One such group, according to Kyoga region police spokesperson Jimmy Patrick Okema, was allegedly escorting ballot boxes to polling places on motorcycles.
He claims that 14 motorcycles were also seized but will be returned following the electoral process.
The others were detained for allegedly bribing voters and intimidating them throughout the voting process.
Dr. Eunice Apio of the opposition Uganda Peoples' Congress won the highly contested by-election.
She received 15,718 votes, or 49 percent of the total votes cast, defeating her nearest rival, Samuel Engola Jr. of the National Resistance Movement (NRM), who received 15,176 votes, or 47 percent.
The total votes cast from 167 polling stations were 32,751, or 36.10 percent of the total registered voters.
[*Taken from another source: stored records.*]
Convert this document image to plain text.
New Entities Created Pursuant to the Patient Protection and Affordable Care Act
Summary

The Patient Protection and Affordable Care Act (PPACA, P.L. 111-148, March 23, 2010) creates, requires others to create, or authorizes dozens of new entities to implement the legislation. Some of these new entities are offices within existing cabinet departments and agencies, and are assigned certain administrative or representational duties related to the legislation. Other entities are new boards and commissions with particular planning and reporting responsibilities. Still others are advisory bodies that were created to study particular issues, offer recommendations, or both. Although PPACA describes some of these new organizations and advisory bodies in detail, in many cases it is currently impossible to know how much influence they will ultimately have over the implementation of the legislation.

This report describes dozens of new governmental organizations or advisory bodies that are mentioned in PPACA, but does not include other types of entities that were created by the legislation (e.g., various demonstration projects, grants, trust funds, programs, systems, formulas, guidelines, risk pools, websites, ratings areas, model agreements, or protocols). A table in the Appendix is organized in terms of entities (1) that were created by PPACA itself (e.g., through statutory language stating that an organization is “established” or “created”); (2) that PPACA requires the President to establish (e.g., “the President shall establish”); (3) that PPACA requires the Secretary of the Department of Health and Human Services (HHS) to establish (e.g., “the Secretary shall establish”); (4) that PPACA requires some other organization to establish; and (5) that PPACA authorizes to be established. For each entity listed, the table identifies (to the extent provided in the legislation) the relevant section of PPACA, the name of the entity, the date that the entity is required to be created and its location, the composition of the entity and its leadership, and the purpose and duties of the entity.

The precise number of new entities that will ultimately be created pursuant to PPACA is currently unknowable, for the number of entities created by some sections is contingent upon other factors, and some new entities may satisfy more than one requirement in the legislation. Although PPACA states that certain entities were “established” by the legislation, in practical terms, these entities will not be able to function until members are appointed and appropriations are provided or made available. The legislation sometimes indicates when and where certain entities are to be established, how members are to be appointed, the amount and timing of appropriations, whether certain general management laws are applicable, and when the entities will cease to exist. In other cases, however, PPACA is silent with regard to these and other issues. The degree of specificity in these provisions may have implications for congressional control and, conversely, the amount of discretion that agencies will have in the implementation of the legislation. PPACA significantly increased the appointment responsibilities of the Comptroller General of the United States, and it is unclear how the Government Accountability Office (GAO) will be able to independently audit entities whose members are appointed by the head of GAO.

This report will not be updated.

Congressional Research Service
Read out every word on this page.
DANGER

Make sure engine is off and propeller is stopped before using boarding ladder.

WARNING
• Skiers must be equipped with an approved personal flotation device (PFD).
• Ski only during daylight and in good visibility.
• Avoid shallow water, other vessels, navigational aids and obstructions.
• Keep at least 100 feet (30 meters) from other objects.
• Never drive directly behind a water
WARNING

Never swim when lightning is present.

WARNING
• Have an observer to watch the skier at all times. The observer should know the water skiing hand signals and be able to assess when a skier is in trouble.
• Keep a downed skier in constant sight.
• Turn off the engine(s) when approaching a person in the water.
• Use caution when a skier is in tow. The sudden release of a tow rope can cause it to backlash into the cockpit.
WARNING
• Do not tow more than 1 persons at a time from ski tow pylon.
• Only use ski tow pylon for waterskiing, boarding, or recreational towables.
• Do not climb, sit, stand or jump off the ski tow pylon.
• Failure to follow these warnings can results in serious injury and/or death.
There were 93,733 registered voters in eight sub-counties and town councils that make up Oyam County North Constituency. Spoiled votes were 37, while invalid votes were 755, or 2.31 percent.
Newton Freddy Okello of the Forum for Democratic Change (FDC) and Daniel Okello of the National Unity Platform (NUP) were the other contenders.
Apio will be replacing Col. Charles Engola, a former labour state minister, who was assassinated by his security on May 2 at his residence in Kampala, leaving the Oyam North seat vacant.
Some residents have however alleged that the elections were marred with irregularities and have called on the Electoral Commission to address these concerns as soon as possible.
Eunice Otuko Apio received her PhD in African studies and anthropology from the Department of History and Cultures at the University of Birmingham (UK) in 2016. In September 2017, she joined the Law School, University of Birmingham, as a Postdoctoral Fellow in Gender and Transitional Justice and worked on the subject of resilience in survivors of war-related sexual violence in a comparative study of Uganda, Colombia, and Bosnia-Herzegovina.